To examine associations between sleep and metabolism, we have reviewed hot flashes and sleep apnea as important causes of sleep disruption during the menopause transition together with common Metabolic Health conditions relevant to midlife women – obesity, diabetes, and MetS. By addressing women’s healthcare needs for these conditions, and encouraging healthy lifestyle behaviors and activities, clinicians will be assisting them to achieve Sleep and Metabolic Health as well as help them on the path to successful aging beyond midlife.

Key Points:

• Sleep Health comprises quantifiable dimensions that include subjective sleep satisfaction, regularity, appropriate timing of sleep, adequate duration, sleep efficiency/continuity, and sustained alertness during waking hours.

• Metabolic Health depends largely on lifestyle and extends to every human body system as energy metabolism is involved in every biological function.

• Circadian rhythms regulate many functions related to sleep and metabolism, including sleep propensity, hormonal rhythms, feeding behavior/appetite, and the glucose and lipid metabolism rhythmicity.

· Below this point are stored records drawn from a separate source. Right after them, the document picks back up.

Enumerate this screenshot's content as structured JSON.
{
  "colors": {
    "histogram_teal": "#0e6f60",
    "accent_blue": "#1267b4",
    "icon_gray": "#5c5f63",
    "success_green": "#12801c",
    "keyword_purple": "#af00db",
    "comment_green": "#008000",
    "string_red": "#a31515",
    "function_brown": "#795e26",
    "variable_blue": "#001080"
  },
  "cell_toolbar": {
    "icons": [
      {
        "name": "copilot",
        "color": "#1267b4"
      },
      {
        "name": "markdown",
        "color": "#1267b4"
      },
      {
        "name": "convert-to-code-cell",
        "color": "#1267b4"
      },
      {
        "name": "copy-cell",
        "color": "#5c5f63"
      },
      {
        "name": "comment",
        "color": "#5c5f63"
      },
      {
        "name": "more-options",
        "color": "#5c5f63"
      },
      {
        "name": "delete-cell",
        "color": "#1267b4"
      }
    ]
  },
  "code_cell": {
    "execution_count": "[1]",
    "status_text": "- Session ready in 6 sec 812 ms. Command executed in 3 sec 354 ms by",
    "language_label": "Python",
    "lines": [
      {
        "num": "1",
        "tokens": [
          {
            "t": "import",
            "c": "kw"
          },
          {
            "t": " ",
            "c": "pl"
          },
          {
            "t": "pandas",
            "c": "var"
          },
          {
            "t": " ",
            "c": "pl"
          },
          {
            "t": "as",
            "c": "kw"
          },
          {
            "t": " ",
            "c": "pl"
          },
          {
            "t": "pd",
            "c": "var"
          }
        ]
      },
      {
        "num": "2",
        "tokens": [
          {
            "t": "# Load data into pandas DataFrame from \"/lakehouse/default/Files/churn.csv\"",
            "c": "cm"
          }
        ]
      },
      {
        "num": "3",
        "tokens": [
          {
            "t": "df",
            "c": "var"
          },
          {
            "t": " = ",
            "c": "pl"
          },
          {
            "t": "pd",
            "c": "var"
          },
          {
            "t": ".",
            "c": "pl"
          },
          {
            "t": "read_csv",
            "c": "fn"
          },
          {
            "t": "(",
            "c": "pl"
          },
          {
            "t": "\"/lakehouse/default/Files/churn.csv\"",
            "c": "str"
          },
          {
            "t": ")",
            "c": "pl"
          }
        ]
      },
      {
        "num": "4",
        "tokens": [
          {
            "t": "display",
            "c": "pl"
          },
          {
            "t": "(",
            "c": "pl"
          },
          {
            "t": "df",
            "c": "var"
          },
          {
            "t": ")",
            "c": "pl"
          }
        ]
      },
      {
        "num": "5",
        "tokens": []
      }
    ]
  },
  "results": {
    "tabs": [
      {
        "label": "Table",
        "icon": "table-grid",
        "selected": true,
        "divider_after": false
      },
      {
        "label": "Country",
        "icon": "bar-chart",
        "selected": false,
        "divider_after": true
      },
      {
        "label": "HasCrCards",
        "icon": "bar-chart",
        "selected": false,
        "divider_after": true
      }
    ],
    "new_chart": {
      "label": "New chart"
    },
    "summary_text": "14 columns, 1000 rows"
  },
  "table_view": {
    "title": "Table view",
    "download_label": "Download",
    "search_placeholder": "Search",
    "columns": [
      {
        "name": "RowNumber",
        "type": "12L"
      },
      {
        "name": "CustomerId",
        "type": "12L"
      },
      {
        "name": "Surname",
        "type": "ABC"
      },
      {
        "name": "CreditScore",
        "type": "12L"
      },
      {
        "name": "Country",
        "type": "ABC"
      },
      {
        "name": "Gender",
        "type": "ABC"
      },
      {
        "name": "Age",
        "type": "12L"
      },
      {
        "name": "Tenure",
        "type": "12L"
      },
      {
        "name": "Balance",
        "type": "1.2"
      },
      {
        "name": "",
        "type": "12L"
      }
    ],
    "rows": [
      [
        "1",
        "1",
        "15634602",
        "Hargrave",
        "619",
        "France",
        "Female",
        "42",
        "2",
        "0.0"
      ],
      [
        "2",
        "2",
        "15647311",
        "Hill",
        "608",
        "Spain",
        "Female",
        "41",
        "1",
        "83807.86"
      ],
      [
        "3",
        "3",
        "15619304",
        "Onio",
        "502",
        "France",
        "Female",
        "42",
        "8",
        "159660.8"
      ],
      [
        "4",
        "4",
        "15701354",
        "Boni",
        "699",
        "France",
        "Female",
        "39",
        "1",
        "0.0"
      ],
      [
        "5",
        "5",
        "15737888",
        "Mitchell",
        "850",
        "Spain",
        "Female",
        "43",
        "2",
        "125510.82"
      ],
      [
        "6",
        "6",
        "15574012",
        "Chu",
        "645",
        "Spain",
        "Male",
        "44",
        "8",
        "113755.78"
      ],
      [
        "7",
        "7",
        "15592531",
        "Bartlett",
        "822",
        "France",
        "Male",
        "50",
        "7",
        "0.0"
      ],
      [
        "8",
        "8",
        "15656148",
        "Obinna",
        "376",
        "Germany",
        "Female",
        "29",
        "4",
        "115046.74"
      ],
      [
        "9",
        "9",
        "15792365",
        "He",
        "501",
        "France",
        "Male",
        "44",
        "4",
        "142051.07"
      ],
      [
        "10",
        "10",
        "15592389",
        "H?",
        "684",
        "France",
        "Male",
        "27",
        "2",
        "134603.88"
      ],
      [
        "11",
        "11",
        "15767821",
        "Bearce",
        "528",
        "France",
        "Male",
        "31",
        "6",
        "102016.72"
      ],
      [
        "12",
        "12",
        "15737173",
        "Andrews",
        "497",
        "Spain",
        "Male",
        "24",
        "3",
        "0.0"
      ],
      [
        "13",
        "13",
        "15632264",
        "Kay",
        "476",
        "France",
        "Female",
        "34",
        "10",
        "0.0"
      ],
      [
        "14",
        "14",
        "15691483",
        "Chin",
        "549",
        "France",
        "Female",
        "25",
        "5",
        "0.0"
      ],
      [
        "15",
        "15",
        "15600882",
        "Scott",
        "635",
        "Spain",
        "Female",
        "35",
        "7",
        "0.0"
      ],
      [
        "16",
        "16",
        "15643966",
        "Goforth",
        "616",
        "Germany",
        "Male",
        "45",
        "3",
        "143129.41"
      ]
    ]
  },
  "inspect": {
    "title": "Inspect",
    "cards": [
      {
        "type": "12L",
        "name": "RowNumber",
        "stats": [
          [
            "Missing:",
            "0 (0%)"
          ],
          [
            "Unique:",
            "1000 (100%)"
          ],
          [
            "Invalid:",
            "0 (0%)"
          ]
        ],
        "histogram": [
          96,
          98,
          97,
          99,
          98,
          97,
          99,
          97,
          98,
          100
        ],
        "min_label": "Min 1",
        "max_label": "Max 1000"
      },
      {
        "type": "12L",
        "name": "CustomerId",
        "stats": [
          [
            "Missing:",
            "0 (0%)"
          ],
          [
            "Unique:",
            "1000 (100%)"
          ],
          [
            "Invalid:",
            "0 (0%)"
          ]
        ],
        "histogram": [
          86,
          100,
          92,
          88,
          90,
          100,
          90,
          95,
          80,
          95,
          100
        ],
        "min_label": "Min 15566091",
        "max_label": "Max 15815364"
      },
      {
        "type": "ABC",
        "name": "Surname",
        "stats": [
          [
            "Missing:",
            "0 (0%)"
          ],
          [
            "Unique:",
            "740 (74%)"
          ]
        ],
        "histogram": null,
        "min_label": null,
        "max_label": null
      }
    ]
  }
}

• Changes in sleep patterns associated with menopause and aging may reflect voluntary lifestyle modifications, and disturbances in Sleep Health may result in Metabolic Health consequences.

• Menopause-related sleep disturbance may affect eating behaviors and timing, directly affect immunometabolism, and interact with other triggers of immunometabolic dysfunction, particularly abdominal adiposity (adipose inflammation).

Synopsis:

Sleep and Metabolism are essential components of health. Metabolic Health depends largely on individual’s lifestyle. Disturbances in Sleep Health, such as changes in sleep patterns that are associated with menopause/reproductive aging and chronological aging, may have Metabolic Health consequences. Sleep restriction and age-related changes in sleep and circadian rhythms may influence changes in appetite and reproductive hormones, energy expenditure, and body adiposity. In this article, the authors describe how menopause-related sleep disturbance may affect eating behavior patterns, immunometabolism, immunometabolic dysfunction, and associations between sleep and metabolic outcomes.